These days acoustic and elastic impedance are commonly derived from 3-D seismic data, which help us compute porosity and reservoir fluid estimates. Somewhat less commonly, vertical fracture density and fracture orientation in the reservoir rocks are derived from seismic data, enhancing our ability for optimum placement of horizontal wells and optimal recovery. To achieve the latter objective, good quality seismic data are required, which might be acquired not only with such objectives in mind, but also to yield data with good signal-to-noise ratio. The processing sequence adopted for the seismic data employs all the usual steps, including 5-D interpolation used for regularization of the offset and azimuth sampling within common mid-point, or CMP, gathers. Thereafter, the common procedure is to azimuthally sector the gathers (six sectors of 30 degrees each), and put them through the azimuthal amplitude variation with offset, or AVO, analysis procedure to determine the fracture density and orientation.
We do not intend to describe that application here. Rather, we focus on preparing that same data for traditional AVO analysis or prestack simultaneous impedance inversion, which in many cases is the end goal these days.
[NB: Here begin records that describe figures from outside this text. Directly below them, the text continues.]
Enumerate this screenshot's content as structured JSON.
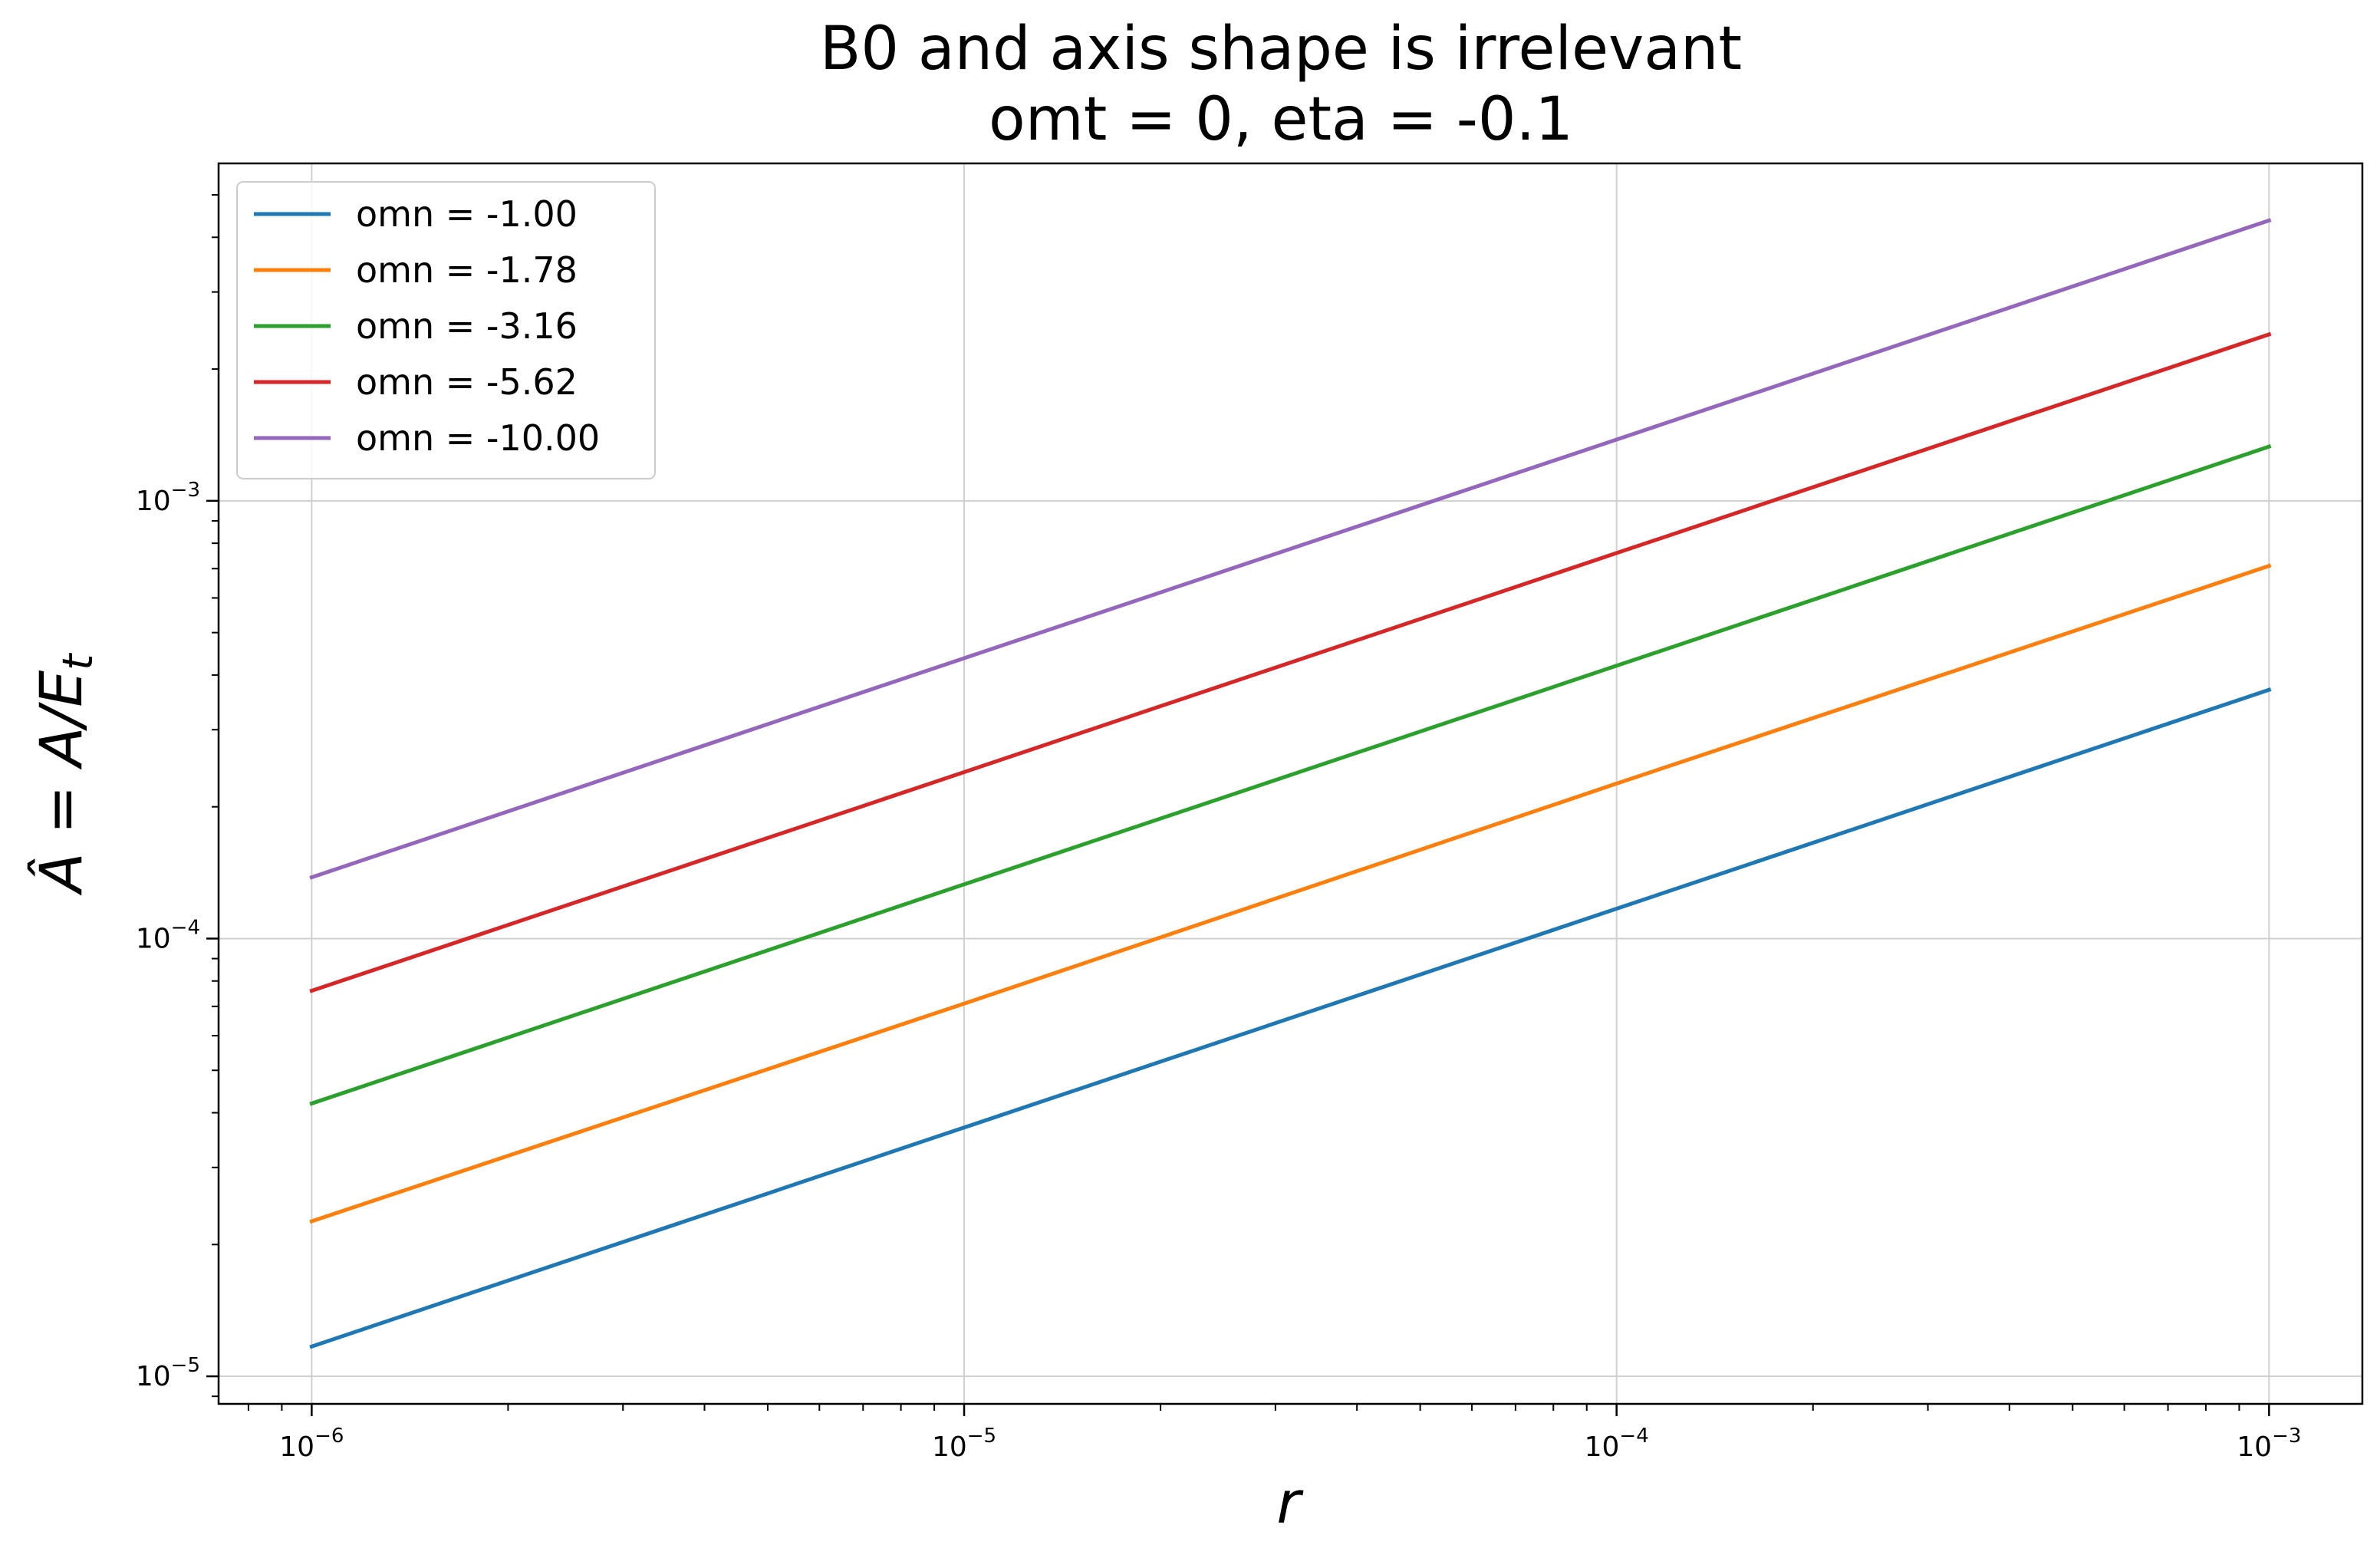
{
  "chart_data": {
    "type": "line",
    "title": [
      "B0 and axis shape is irrelevant",
      "omt = 0, eta = -0.1"
    ],
    "xlabel": "r",
    "ylabel": "Â = A/E_t",
    "xscale": "log",
    "yscale": "log",
    "xlim": [
      7.2e-07,
      0.00139
    ],
    "ylim": [
      8.65e-06,
      0.0059
    ],
    "x_ticks": [
      {
        "base": "10",
        "exp": "−6",
        "value": 1e-06
      },
      {
        "base": "10",
        "exp": "−5",
        "value": 1e-05
      },
      {
        "base": "10",
        "exp": "−4",
        "value": 0.0001
      },
      {
        "base": "10",
        "exp": "−3",
        "value": 0.001
      }
    ],
    "y_ticks": [
      {
        "base": "10",
        "exp": "−5",
        "value": 1e-05
      },
      {
        "base": "10",
        "exp": "−4",
        "value": 0.0001
      },
      {
        "base": "10",
        "exp": "−3",
        "value": 0.001
      }
    ],
    "grid": true,
    "legend_position": "top-left",
    "series": [
      {
        "name": "omn = -1.00",
        "color": "#1f77b4",
        "x": [
          1e-06,
          1e-05,
          0.0001,
          0.001
        ],
        "y": [
          1.17e-05,
          3.7e-05,
          0.000117,
          0.00037
        ]
      },
      {
        "name": "omn = -1.78",
        "color": "#ff7f0e",
        "x": [
          1e-06,
          1e-05,
          0.0001,
          0.001
        ],
        "y": [
          2.26e-05,
          7.1e-05,
          0.000226,
          0.00071
        ]
      },
      {
        "name": "omn = -3.16",
        "color": "#2ca02c",
        "x": [
          1e-06,
          1e-05,
          0.0001,
          0.001
        ],
        "y": [
          4.2e-05,
          0.000133,
          0.00042,
          0.00133
        ]
      },
      {
        "name": "omn = -5.62",
        "color": "#d62728",
        "x": [
          1e-06,
          1e-05,
          0.0001,
          0.001
        ],
        "y": [
          7.6e-05,
          0.00024,
          0.00076,
          0.0024
        ]
      },
      {
        "name": "omn = -10.00",
        "color": "#9467bd",
        "x": [
          1e-06,
          1e-05,
          0.0001,
          0.001
        ],
        "y": [
          0.000138,
          0.000437,
          0.00138,
          0.00437
        ]
      }
    ]
  }
}
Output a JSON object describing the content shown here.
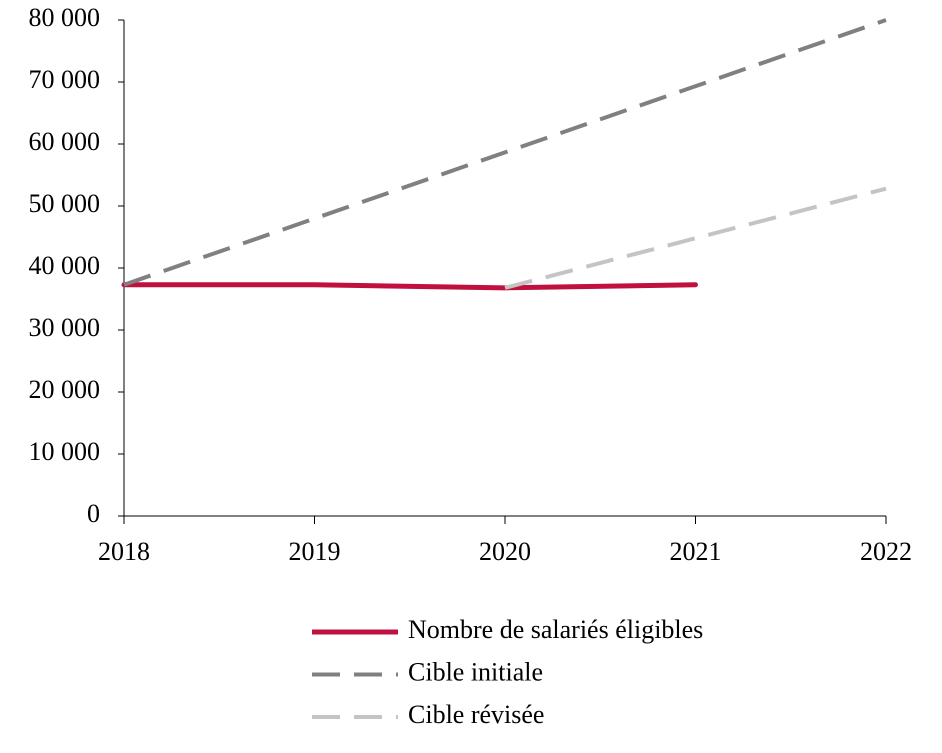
{
  "chart_data": {
    "type": "line",
    "xlim": [
      2018,
      2022
    ],
    "xticks": [
      2018,
      2019,
      2020,
      2021,
      2022
    ],
    "ylim": [
      0,
      80000
    ],
    "yticks": [
      0,
      {
        "value": 10000,
        "label": "10 000"
      },
      {
        "value": 20000,
        "label": "20 000"
      },
      {
        "value": 30000,
        "label": "30 000"
      },
      {
        "value": 40000,
        "label": "40 000"
      },
      {
        "value": 50000,
        "label": "50 000"
      },
      {
        "value": 60000,
        "label": "60 000"
      },
      {
        "value": 70000,
        "label": "70 000"
      },
      {
        "value": 80000,
        "label": "80 000"
      }
    ],
    "grid": false,
    "series": [
      {
        "name": "Nombre de salariés éligibles",
        "color": "#c0103f",
        "dashed": false,
        "x": [
          2018,
          2019,
          2020,
          2021
        ],
        "values": [
          37300,
          37300,
          36800,
          37300
        ]
      },
      {
        "name": "Cible initiale",
        "color": "#808080",
        "dashed": true,
        "x": [
          2018,
          2022
        ],
        "values": [
          37300,
          80000
        ]
      },
      {
        "name": "Cible révisée",
        "color": "#c4c4c4",
        "dashed": true,
        "x": [
          2020,
          2022
        ],
        "values": [
          36800,
          52800
        ]
      }
    ]
  }
}
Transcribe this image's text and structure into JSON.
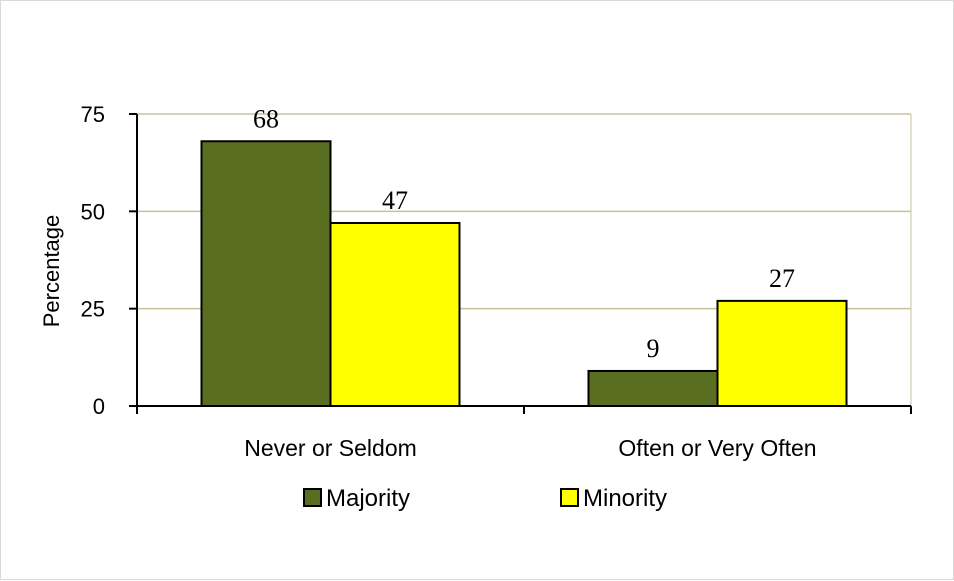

The azimuthally-sectored data are vertically stacked, such that the prestack migrated gathers are obtained. These are then put through a series of steps for signal-to-noise enhancement, comprising bandpass filtering, generating supergathers, applying random noise attenuation and trim statics, etc. as shown in figure 1. All this is done in the offset domain, wherein the traditional processing of seismic data is carried out. We believe traces that exhibit azimuthal velocity variations when stacked deteriorate the quality of the far stack, which is where the fluid information resides.
An Alternative Method
We propose in this article that the above sequence for conditioning of data is not optimal. Instead of stacking the azimuthally-sectored normal moveout, or NMO, corrected traces at every CMP, we suggest generating supergathers using adjacent CMPs and organizing those supergather traces in a snail gather for every CMP. In figure 2a we show such a snail gather plot where there are six sub-traces (one for each 30-degree azimuth sector) and offsets increasing from left to right. At shorter offset traces, no azimuthal velocity variation is seen, and reflection events are seen aligned horizontally. As we get to the larger offsets, we begin to see the azimuthal velocity variations in the form of undulations, as indicated with yellow arrows. Before the individual azimuth traces are stacked within every CMP trace, the azimuthal variation should be removed so that the traces are aligned for an enhanced-quality stack. It may be mentioned here that in the azimuthal AVO analysis such azimuthal variation is quantified into attributes such as fracture intensity and orientation. But for preparation of presatck seismic data for traditional AVO analysis or impedance inversion, the azimuthal variation does not need to be quantified. One of the methods for aligning the azimuthal variation on individual azimuth traces is to pick some horizons at appropriate intervals on the stacked data, and then overlay them on the CMP gathers. Using a cross-correlation procedure within individual intervals, the reflection events are aligned. We show the application of this procedure in figure 2b. On comparing with figure 2a, one can see the alignment the events have gone through. Now if the individual azimuthal traces are stacked for every CMP, the resulting gather traces appear flatter after conditioning and alignment. In figure 3a and b, we show such a comparison.
We take this exercise forward and generate the far-angle (27 to 34 degrees) stacks for both the before and after conditioning of data in the offset/azimuth domain. In figure 4a and b we show a comparison of segments from these datasets. The highlighted areas in orange and magenta outlines represent the zones of interest. The reflection events between the block arrows in pink, yellow and green seem strengthened after the proposed conditioning. Such conditioned data, when taken into the impedance inversion and derivation of elastic properties, exhibit enhanced quality and better characterization of reservoir properties.